Zeroz’s “Year of the Broken” is a dense, deliberately overstuffed composition that resists easy categorization. Aidan Christopher Haughey’s approach to production here is maximalist but not indiscriminate; every sonic element feels placed to test the listener’s tolerance for instability.
The track’s foundation sits somewhere between noise rock and hyperpop, but it never commits fully to either lineage. Instead, it treats genre as a temporary scaffolding; useful only until it begins to obstruct the emotional and conceptual weight of the piece.
There is a clear political subtext, though it is delivered in fragments rather than argument. References to greed, leadership failure, and societal exhaustion surface repeatedly, but they are embedded in a larger atmosphere of disorientation.

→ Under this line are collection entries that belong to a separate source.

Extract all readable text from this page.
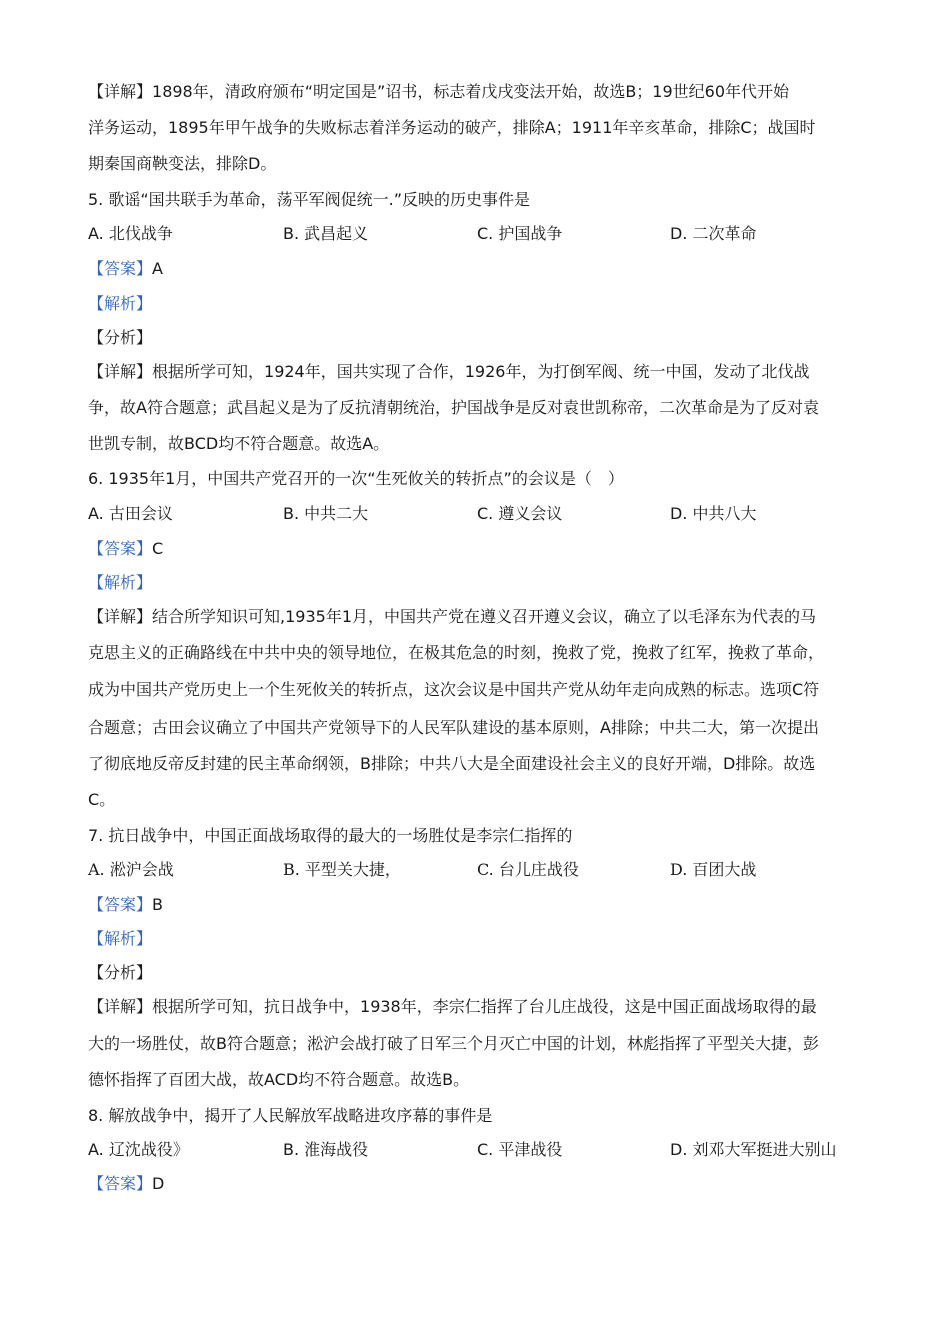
【详解】1898年，清政府颁布“明定国是”诏书，标志着戊戌变法开始，故选B；19世纪60年代开始
洋务运动，1895年甲午战争的失败标志着洋务运动的破产，排除A；1911年辛亥革命，排除C；战国时
期秦国商鞅变法，排除D。
5. 歌谣“国共联手为革命，荡平军阀促统一.”反映的历史事件是
A. 北伐战争	B. 武昌起义	C. 护国战争	D. 二次革命
【答案】A
【解析】
【分析】
【详解】根据所学可知，1924年，国共实现了合作，1926年，为打倒军阀、统一中国，发动了北伐战
争，故A符合题意；武昌起义是为了反抗清朝统治，护国战争是反对袁世凯称帝，二次革命是为了反对袁
世凯专制，故BCD均不符合题意。故选A。
6. 1935年1月，中国共产党召开的一次“生死攸关的转折点”的会议是（　）
A. 古田会议	B. 中共二大	C. 遵义会议	D. 中共八大
【答案】C
【解析】
【详解】结合所学知识可知,1935年1月，中国共产党在遵义召开遵义会议，确立了以毛泽东为代表的马
克思主义的正确路线在中共中央的领导地位，在极其危急的时刻，挽救了党，挽救了红军，挽救了革命，
成为中国共产党历史上一个生死攸关的转折点，这次会议是中国共产党从幼年走向成熟的标志。选项C符
合题意；古田会议确立了中国共产党领导下的人民军队建设的基本原则，A排除；中共二大，第一次提出
了彻底地反帝反封建的民主革命纲领，B排除；中共八大是全面建设社会主义的良好开端，D排除。故选
C。
7. 抗日战争中，中国正面战场取得的最大的一场胜仗是李宗仁指挥的
A. 淞沪会战	B. 平型关大捷，	C. 台儿庄战役	D. 百团大战
【答案】B
【解析】
【分析】
【详解】根据所学可知，抗日战争中，1938年，李宗仁指挥了台儿庄战役，这是中国正面战场取得的最
大的一场胜仗，故B符合题意；淞沪会战打破了日军三个月灭亡中国的计划，林彪指挥了平型关大捷，彭
德怀指挥了百团大战，故ACD均不符合题意。故选B。
8. 解放战争中，揭开了人民解放军战略进攻序幕的事件是
A. 辽沈战役》	B. 淮海战役	C. 平津战役	D. 刘邓大军挺进大别山
【答案】D
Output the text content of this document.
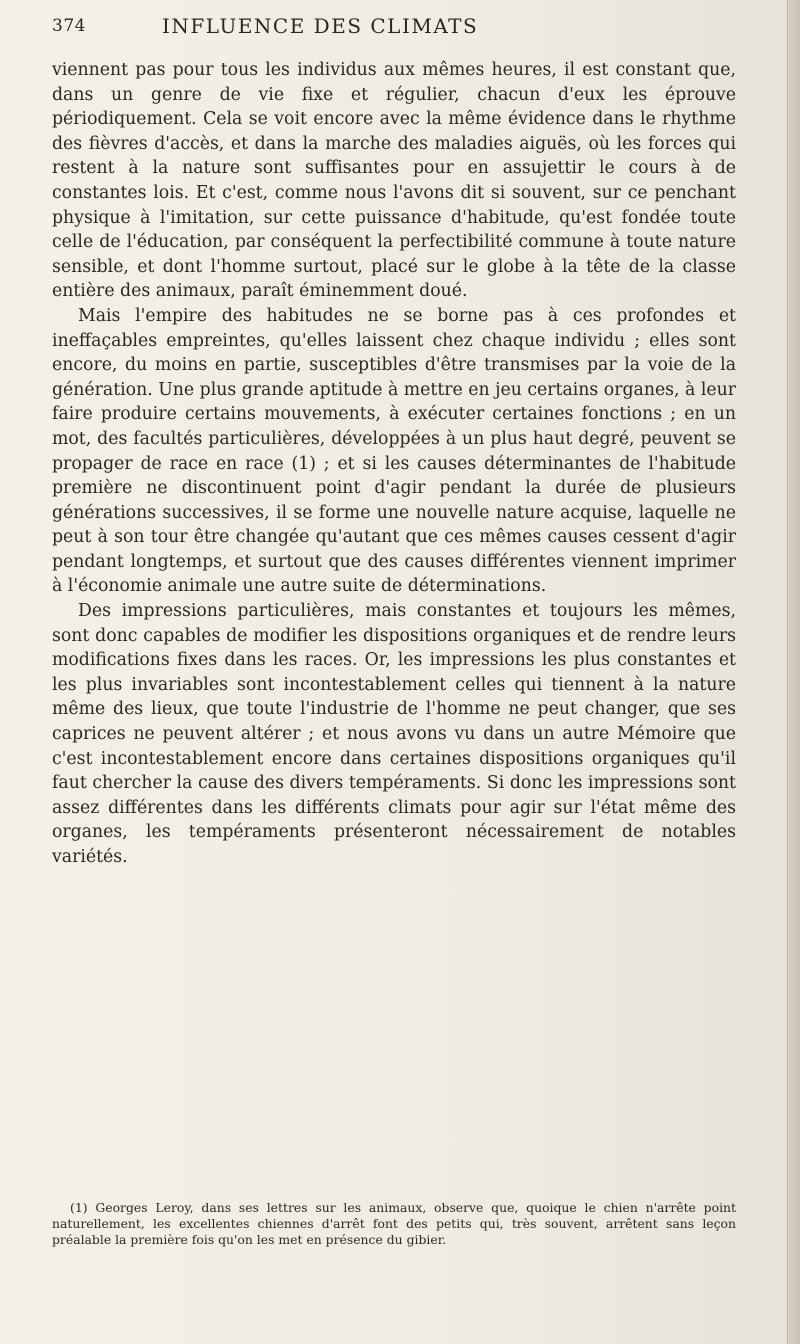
374	INFLUENCE DES CLIMATS

viennent pas pour tous les individus aux mêmes heures, il est constant que, dans un genre de vie fixe et régulier, chacun d'eux les éprouve périodiquement. Cela se voit encore avec la même évidence dans le rhythme des fièvres d'accès, et dans la marche des maladies aiguës, où les forces qui restent à la nature sont suffisantes pour en assujettir le cours à de constantes lois. Et c'est, comme nous l'avons dit si souvent, sur ce penchant physique à l'imitation, sur cette puissance d'habitude, qu'est fondée toute celle de l'éducation, par conséquent la perfectibilité commune à toute nature sensible, et dont l'homme surtout, placé sur le globe à la tête de la classe entière des animaux, paraît éminemment doué.

Mais l'empire des habitudes ne se borne pas à ces profondes et ineffaçables empreintes, qu'elles laissent chez chaque individu ; elles sont encore, du moins en partie, susceptibles d'être transmises par la voie de la génération. Une plus grande aptitude à mettre en jeu certains organes, à leur faire produire certains mouvements, à exécuter certaines fonctions ; en un mot, des facultés particulières, développées à un plus haut degré, peuvent se propager de race en race (1) ; et si les causes déterminantes de l'habitude première ne discontinuent point d'agir pendant la durée de plusieurs générations successives, il se forme une nouvelle nature acquise, laquelle ne peut à son tour être changée qu'autant que ces mêmes causes cessent d'agir pendant longtemps, et surtout que des causes différentes viennent imprimer à l'économie animale une autre suite de déterminations.

Des impressions particulières, mais constantes et toujours les mêmes, sont donc capables de modifier les dispositions organiques et de rendre leurs modifications fixes dans les races. Or, les impressions les plus constantes et les plus invariables sont incontestablement celles qui tiennent à la nature même des lieux, que toute l'industrie de l'homme ne peut changer, que ses caprices ne peuvent altérer ; et nous avons vu dans un autre Mémoire que c'est incontestablement encore dans certaines dispositions organiques qu'il faut chercher la cause des divers tempéraments. Si donc les impressions sont assez différentes dans les différents climats pour agir sur l'état même des organes, les tempéraments présenteront nécessairement de notables variétés.

(1) Georges Leroy, dans ses lettres sur les animaux, observe que, quoique le chien n'arrête point naturellement, les excellentes chiennes d'arrêt font des petits qui, très souvent, arrêtent sans leçon préalable la première fois qu'on les met en présence du gibier.
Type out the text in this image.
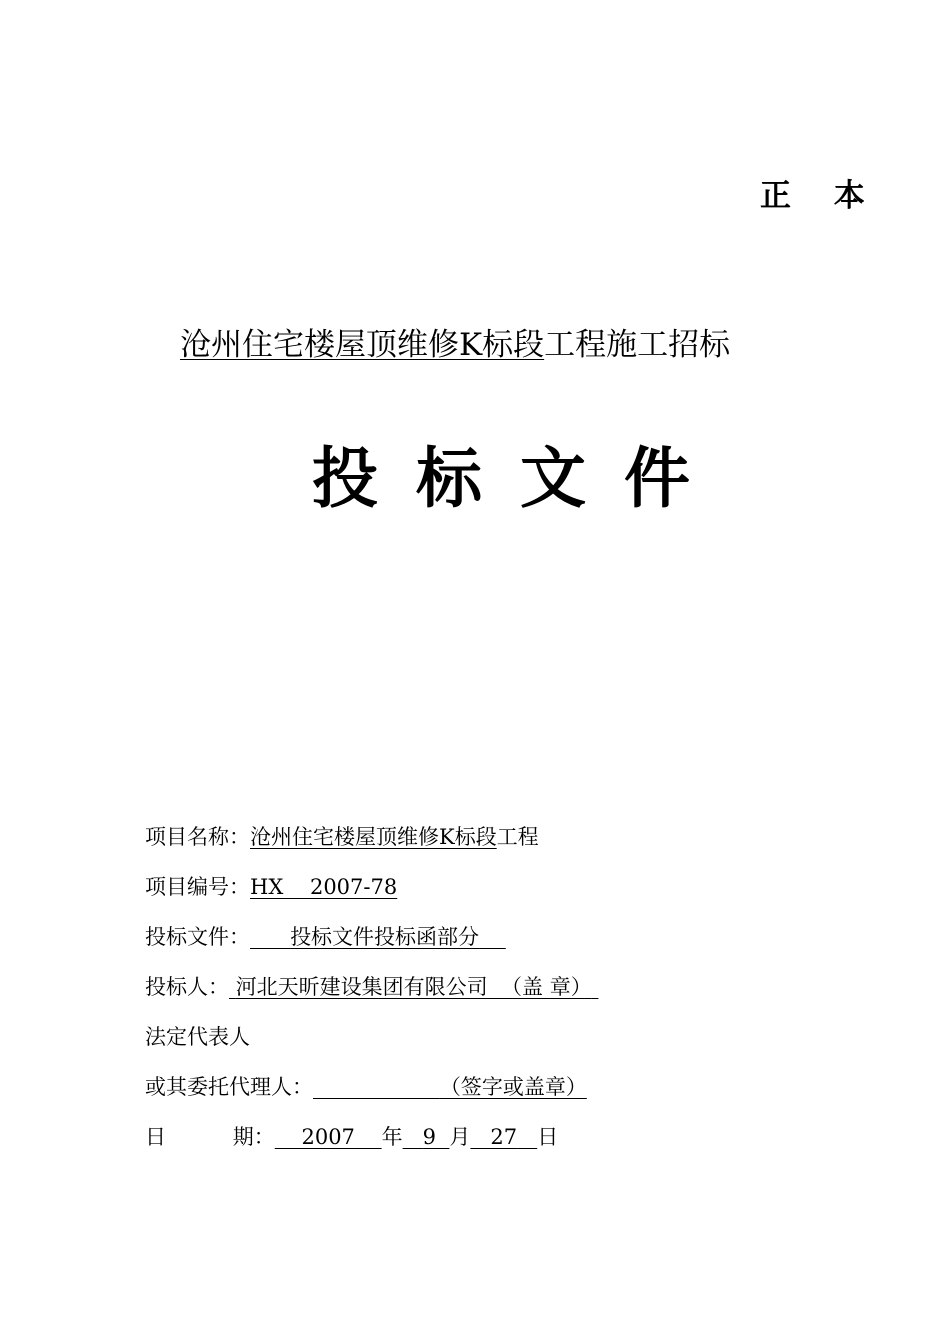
正 本
沧州住宅楼屋顶维修K标段工程施工招标
投标文件
项目名称：沧州住宅楼屋顶维修K标段工程
项目编号：HX    2007-78
投标文件： 投标文件投标函部分
投标人： 河北天昕建设集团有限公司  （盖 章）
法定代表人
或其委托代理人：	（签字或盖章）
日          期： 2007 年 9 月 27 日
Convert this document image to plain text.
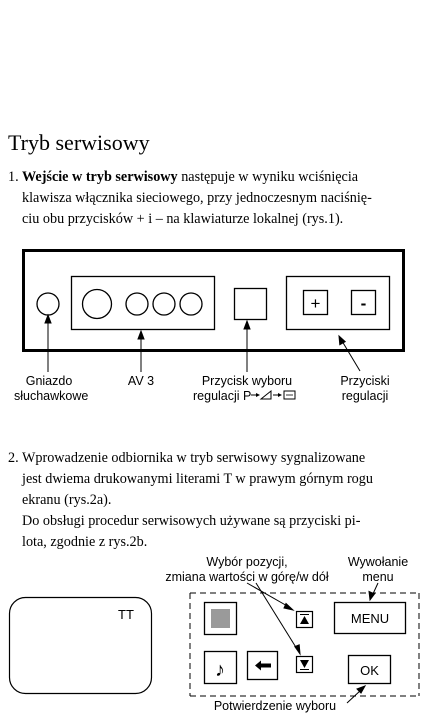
Tryb serwisowy
1. Wejście w tryb serwisowy następuje w wyniku wciśnięcia
klawisza włącznika sieciowego, przy jednoczesnym naciśnię-
ciu obu przycisków + i – na klawiaturze lokalnej (rys.1).
+ -
♪
MENU
OK
Gniazdo
słuchawkowe
AV 3	Przycisk wyboru
regulacji P
Przyciski
regulacji
2. Wprowadzenie odbiornika w tryb serwisowy sygnalizowane
jest dwiema drukowanymi literami T w prawym górnym rogu
ekranu (rys.2a).
Do obsługi procedur serwisowych używane są przyciski pi-
lota, zgodnie z rys.2b.
TT
Wybór pozycji,
zmiana wartości w górę/w dół
Wywołanie
menu
Potwierdzenie wyboru
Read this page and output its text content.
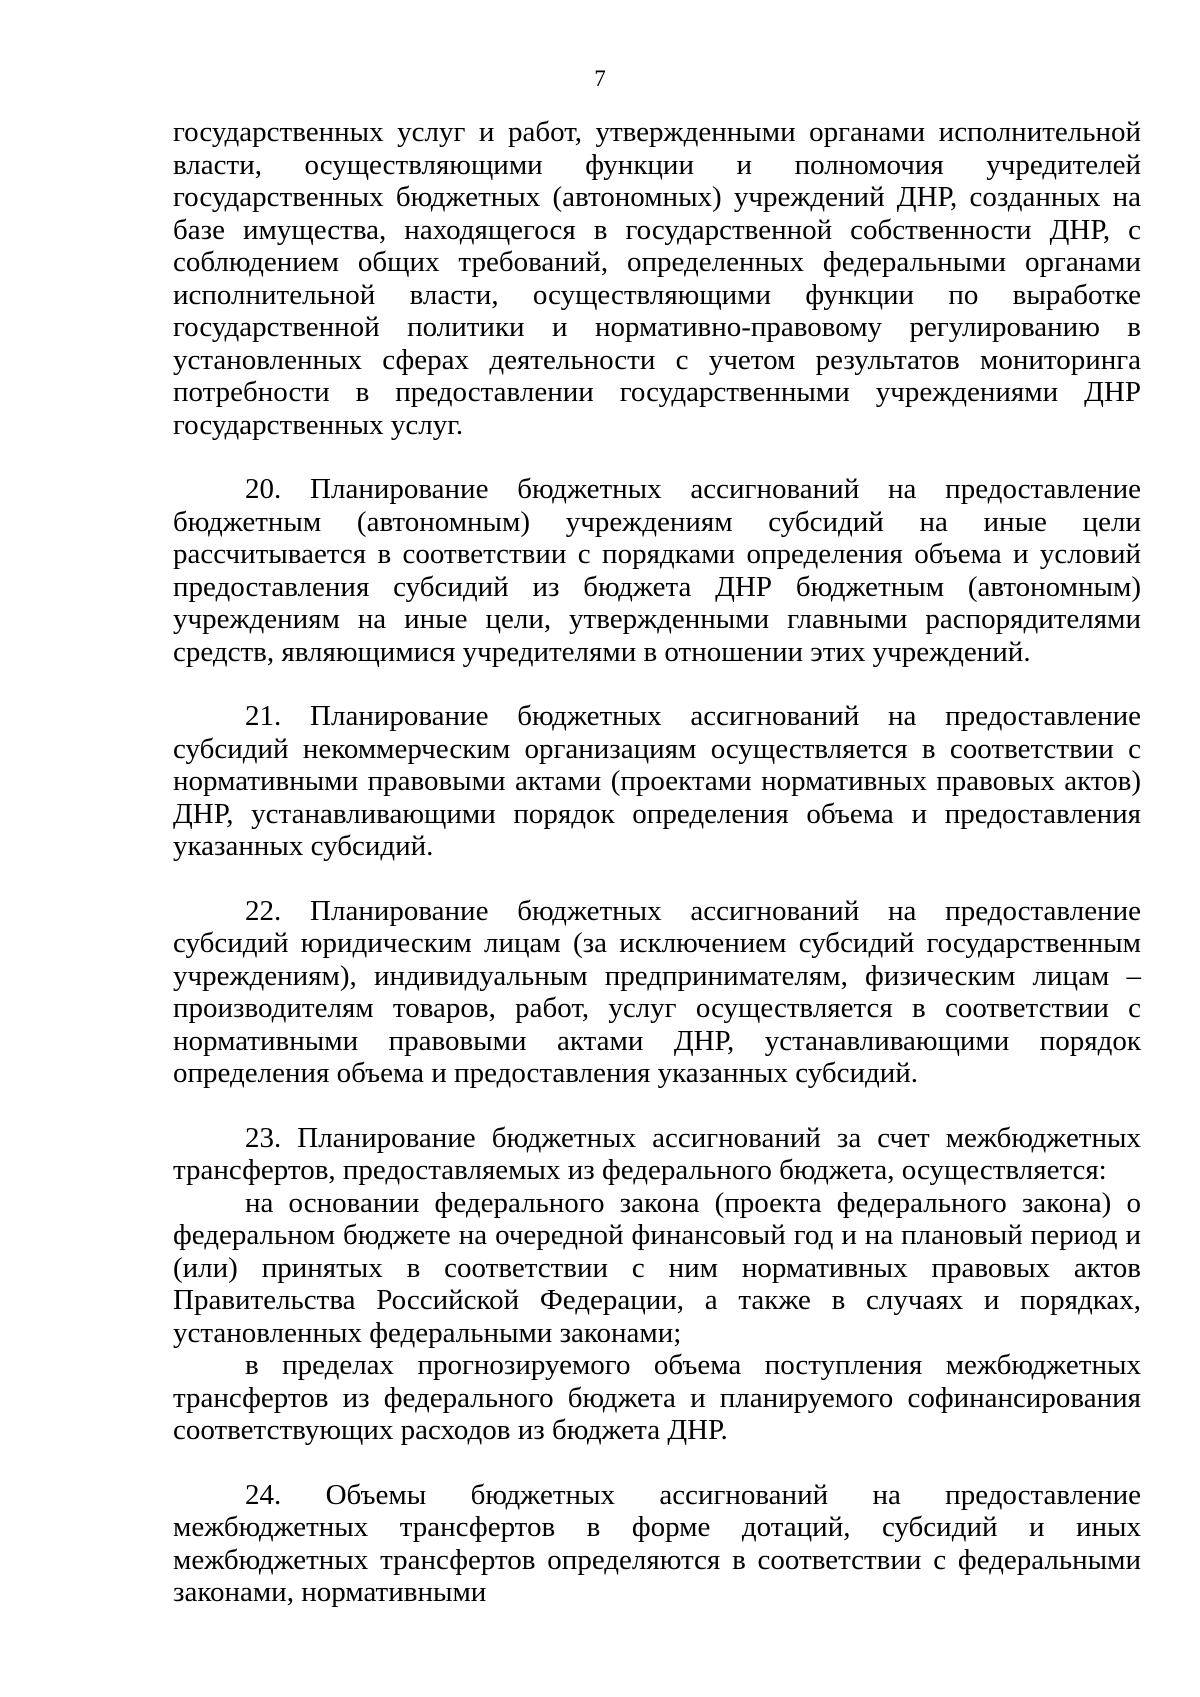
7

государственных услуг и работ, утвержденными органами исполнительной власти, осуществляющими функции и полномочия учредителей государственных бюджетных (автономных) учреждений ДНР, созданных на базе имущества, находящегося в государственной собственности ДНР, с соблюдением общих требований, определенных федеральными органами исполнительной власти, осуществляющими функции по выработке государственной политики и нормативно-правовому регулированию в установленных сферах деятельности с учетом результатов мониторинга потребности в предоставлении государственными учреждениями ДНР государственных услуг.

20. Планирование бюджетных ассигнований на предоставление бюджетным (автономным) учреждениям субсидий на иные цели рассчитывается в соответствии с порядками определения объема и условий предоставления субсидий из бюджета ДНР бюджетным (автономным) учреждениям на иные цели, утвержденными главными распорядителями средств, являющимися учредителями в отношении этих учреждений.

21. Планирование бюджетных ассигнований на предоставление субсидий некоммерческим организациям осуществляется в соответствии с нормативными правовыми актами (проектами нормативных правовых актов) ДНР, устанавливающими порядок определения объема и предоставления указанных субсидий.

22. Планирование бюджетных ассигнований на предоставление субсидий юридическим лицам (за исключением субсидий государственным учреждениям), индивидуальным предпринимателям, физическим лицам – производителям товаров, работ, услуг осуществляется в соответствии с нормативными правовыми актами ДНР, устанавливающими порядок определения объема и предоставления указанных субсидий.

23. Планирование бюджетных ассигнований за счет межбюджетных трансфертов, предоставляемых из федерального бюджета, осуществляется:

на основании федерального закона (проекта федерального закона) о федеральном бюджете на очередной финансовый год и на плановый период и (или) принятых в соответствии с ним нормативных правовых актов Правительства Российской Федерации, а также в случаях и порядках, установленных федеральными законами;

в пределах прогнозируемого объема поступления межбюджетных трансфертов из федерального бюджета и планируемого софинансирования соответствующих расходов из бюджета ДНР.

24. Объемы бюджетных ассигнований на предоставление межбюджетных трансфертов в форме дотаций, субсидий и иных межбюджетных трансфертов определяются в соответствии с федеральными законами, нормативными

The effect is less protest song than fractured report from within collapse.
Haughey’s vocal delivery (when it emerges through the mix) is intentionally uneven, often buried beneath production layers that feel as expressive as the lyrics themselves. The song seems to suggest that clarity is no longer an available mode of communication.
As part of Zeroz’s broader catalog, three albums, extensive touring, and an increasingly ambitious multimedia practice, this single feels like another iteration of controlled overload. Whether that approach evolves further or calcifies into aesthetic becomes the more interesting question going forward.